Ia lantas bekerja bersama orang tuanya dan menjadi guru les, sebelum merantau ke San Francisco, AS. Di negeri Paman Sam, ia berkuliah di City College of San Francisco dan lulus dalam bidang rekayasa hayati dari University of California at Berkeley pada 2011 melalui beasiswa.
Nova melanjutkan pendidikannya di Massachusetts Institute of Technology (MIT) pada tahun 2012 dan meraih gelar PhD dalam bidang yang sama pada tahun 2018.

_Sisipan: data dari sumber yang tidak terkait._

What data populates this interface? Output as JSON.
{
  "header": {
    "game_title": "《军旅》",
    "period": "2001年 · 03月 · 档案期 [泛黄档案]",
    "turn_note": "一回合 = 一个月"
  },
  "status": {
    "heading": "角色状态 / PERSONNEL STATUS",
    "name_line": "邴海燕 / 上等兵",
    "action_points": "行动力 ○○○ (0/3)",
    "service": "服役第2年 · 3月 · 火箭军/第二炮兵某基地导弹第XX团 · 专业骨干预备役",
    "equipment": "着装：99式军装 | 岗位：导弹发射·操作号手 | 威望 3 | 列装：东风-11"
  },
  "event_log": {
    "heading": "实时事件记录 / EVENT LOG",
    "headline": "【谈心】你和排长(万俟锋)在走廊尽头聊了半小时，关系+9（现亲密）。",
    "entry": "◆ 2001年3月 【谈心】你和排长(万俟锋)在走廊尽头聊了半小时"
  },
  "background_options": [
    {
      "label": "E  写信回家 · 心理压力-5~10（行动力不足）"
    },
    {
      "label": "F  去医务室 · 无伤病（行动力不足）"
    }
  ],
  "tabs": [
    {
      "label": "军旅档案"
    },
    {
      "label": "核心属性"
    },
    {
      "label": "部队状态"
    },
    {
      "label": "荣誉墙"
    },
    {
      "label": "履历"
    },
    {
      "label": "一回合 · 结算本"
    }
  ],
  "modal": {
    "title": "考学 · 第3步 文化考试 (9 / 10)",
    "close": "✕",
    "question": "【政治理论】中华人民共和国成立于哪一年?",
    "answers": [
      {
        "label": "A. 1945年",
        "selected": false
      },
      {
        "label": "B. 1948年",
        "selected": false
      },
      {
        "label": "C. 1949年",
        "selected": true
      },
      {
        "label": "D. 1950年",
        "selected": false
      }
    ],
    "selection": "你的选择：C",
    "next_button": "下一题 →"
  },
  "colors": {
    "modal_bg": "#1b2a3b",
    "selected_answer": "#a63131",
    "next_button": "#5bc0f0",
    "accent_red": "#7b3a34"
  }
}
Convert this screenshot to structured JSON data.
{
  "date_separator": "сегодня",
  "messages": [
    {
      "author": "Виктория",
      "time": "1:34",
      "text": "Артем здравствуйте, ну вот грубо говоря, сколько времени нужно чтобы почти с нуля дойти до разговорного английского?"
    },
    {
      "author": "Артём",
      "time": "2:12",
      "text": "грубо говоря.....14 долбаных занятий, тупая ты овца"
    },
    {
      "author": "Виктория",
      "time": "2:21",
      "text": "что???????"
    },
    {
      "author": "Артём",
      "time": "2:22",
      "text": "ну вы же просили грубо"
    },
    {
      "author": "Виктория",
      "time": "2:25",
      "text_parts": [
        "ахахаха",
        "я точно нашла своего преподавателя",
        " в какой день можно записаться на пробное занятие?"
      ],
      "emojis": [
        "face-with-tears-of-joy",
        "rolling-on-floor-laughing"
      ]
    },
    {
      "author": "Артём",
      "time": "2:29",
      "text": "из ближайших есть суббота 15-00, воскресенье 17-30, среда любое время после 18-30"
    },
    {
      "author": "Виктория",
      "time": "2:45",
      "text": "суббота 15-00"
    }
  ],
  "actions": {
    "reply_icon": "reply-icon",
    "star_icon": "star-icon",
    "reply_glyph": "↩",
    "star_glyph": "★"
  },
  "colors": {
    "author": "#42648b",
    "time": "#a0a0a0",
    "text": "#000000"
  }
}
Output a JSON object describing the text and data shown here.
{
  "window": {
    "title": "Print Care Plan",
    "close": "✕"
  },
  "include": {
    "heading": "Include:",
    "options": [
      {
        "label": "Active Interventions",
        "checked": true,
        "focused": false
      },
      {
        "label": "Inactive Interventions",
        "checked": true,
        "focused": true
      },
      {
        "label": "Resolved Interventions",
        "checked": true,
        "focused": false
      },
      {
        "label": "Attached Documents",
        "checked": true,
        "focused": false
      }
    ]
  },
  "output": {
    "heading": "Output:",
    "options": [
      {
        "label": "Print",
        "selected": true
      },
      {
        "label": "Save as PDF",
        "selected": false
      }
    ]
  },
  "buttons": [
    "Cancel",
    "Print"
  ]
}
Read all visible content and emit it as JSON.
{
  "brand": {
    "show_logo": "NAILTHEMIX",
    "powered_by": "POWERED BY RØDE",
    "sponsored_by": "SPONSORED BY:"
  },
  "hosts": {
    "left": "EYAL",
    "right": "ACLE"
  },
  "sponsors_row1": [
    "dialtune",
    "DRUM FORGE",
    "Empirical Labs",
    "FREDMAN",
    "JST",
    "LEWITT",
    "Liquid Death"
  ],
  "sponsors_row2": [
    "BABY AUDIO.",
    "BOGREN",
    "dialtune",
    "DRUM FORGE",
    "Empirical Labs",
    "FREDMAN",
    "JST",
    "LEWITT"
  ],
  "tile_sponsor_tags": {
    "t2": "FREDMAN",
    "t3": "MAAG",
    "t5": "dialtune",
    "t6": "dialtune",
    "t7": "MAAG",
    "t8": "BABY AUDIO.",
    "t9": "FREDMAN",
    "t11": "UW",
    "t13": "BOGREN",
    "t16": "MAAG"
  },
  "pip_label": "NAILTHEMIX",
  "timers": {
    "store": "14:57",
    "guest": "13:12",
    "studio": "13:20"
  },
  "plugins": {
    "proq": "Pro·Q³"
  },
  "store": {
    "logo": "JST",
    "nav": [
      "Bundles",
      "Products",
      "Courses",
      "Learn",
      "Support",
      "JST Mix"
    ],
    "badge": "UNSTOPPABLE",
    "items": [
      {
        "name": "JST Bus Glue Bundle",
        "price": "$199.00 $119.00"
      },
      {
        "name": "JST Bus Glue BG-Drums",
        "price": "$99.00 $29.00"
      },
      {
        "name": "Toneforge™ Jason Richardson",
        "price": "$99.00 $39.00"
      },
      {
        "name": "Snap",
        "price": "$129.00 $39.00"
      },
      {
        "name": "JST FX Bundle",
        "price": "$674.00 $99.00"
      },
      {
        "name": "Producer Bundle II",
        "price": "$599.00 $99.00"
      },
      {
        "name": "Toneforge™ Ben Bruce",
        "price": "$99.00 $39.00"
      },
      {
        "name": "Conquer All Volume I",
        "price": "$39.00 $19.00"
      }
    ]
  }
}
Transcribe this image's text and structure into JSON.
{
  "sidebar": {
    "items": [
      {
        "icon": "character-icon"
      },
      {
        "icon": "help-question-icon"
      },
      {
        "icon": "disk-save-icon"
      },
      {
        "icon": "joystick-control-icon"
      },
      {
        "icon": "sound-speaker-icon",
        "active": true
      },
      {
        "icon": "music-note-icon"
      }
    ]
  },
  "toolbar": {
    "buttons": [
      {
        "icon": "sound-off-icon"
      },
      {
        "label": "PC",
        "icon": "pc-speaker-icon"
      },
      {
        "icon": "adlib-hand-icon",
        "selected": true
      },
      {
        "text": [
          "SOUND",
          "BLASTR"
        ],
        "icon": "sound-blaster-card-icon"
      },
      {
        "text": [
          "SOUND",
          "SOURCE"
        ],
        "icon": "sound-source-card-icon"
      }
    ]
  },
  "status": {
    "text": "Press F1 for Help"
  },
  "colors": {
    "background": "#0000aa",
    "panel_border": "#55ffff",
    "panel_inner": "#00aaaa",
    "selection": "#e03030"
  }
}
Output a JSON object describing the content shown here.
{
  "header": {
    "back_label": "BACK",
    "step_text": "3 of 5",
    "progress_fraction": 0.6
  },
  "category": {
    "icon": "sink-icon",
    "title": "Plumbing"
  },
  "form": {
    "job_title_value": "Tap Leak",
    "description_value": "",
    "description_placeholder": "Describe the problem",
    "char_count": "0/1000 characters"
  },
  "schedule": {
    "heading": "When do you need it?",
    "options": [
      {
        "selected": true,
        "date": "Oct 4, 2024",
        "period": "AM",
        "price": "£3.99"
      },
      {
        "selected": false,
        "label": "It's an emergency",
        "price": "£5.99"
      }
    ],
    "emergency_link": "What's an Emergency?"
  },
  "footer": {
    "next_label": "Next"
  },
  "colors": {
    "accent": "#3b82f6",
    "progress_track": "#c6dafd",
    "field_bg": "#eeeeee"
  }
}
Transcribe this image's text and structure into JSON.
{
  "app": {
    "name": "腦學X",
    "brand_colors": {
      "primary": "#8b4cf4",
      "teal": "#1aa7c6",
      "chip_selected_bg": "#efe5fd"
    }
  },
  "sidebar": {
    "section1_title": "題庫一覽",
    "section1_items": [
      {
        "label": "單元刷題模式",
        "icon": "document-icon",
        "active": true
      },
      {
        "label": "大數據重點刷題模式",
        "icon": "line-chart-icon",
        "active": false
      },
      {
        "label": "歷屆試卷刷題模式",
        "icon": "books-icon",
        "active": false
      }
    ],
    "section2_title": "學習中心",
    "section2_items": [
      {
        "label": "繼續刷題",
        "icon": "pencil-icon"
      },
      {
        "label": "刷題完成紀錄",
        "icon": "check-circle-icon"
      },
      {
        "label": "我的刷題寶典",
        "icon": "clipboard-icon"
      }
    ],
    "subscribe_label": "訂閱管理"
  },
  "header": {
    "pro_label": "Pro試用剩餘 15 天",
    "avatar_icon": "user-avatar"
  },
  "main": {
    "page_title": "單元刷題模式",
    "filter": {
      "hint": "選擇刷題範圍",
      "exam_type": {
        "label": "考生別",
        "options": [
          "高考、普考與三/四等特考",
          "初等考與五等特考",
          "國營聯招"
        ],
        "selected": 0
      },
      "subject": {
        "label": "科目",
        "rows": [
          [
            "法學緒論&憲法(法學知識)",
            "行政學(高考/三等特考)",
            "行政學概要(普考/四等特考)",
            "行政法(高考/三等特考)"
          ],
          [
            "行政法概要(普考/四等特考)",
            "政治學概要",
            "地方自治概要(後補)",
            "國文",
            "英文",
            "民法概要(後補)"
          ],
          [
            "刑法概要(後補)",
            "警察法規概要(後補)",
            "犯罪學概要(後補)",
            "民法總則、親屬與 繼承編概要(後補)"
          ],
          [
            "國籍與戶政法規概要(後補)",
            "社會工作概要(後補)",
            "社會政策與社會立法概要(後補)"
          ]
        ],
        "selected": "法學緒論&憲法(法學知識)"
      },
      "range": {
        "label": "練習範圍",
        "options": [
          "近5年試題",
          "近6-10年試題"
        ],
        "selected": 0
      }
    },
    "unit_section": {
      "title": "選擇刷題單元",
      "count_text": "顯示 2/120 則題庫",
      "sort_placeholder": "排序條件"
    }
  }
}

“Sebagai mahasiswa doktoral, saya melakukan penelitian rekayasa sel darah merah dan kemudian mendaftarkan beberapa hak paten dari situ. Kemudian, penasihat studi doktoral saya mendirikan perusahaan dari penelitian itu, yang kini menjadi perusahaan bioteknologi yang melantai di bursa saham sejak beberapa tahun lalu,” ungkap Nova.
“Pada intinya, hal itu membuat saya berpikir bahwa apa yang saya kerjakan mungkin sangat bermanfaat, maka itu saya lanjutkan saja sambil mencari kesempatan, membangun lebih banyak hal, menemukan lebih banyak hal, menciptakan lebih banyak hal, dan semoga saja – karena sekarang Indonesia tampaknya membutuhkan lebih banyak vaksin – temuan vaksin ini bisa bermanfaat.”
Selain disibukkan dengan penelitian dan bimbingan mahasiswa, Nova juga menjadi konsultan bagi sejumlah perusahaan dan tengah membangun perusahaan rintisan yang bergerak dalam bidang bioteknologi. [rd/ab/em]
Virginia Gunawan dan Naras Prameswari juga berkontribusi pada laporan ini.
Artikel telah diperbarui dengan perbaikan informasi mengenai waktu penerbitan jurnal ilmiah tentang kandidat vaksin COVID-19 berbasis protein yang dikembangkan Novalia Pishesha dan timnya menjadi "pertengahan Oktober 2021." Sebelumnya tertulis bahwa jurnal ilmiah tersebut diterbitkan pada "awal November 2021."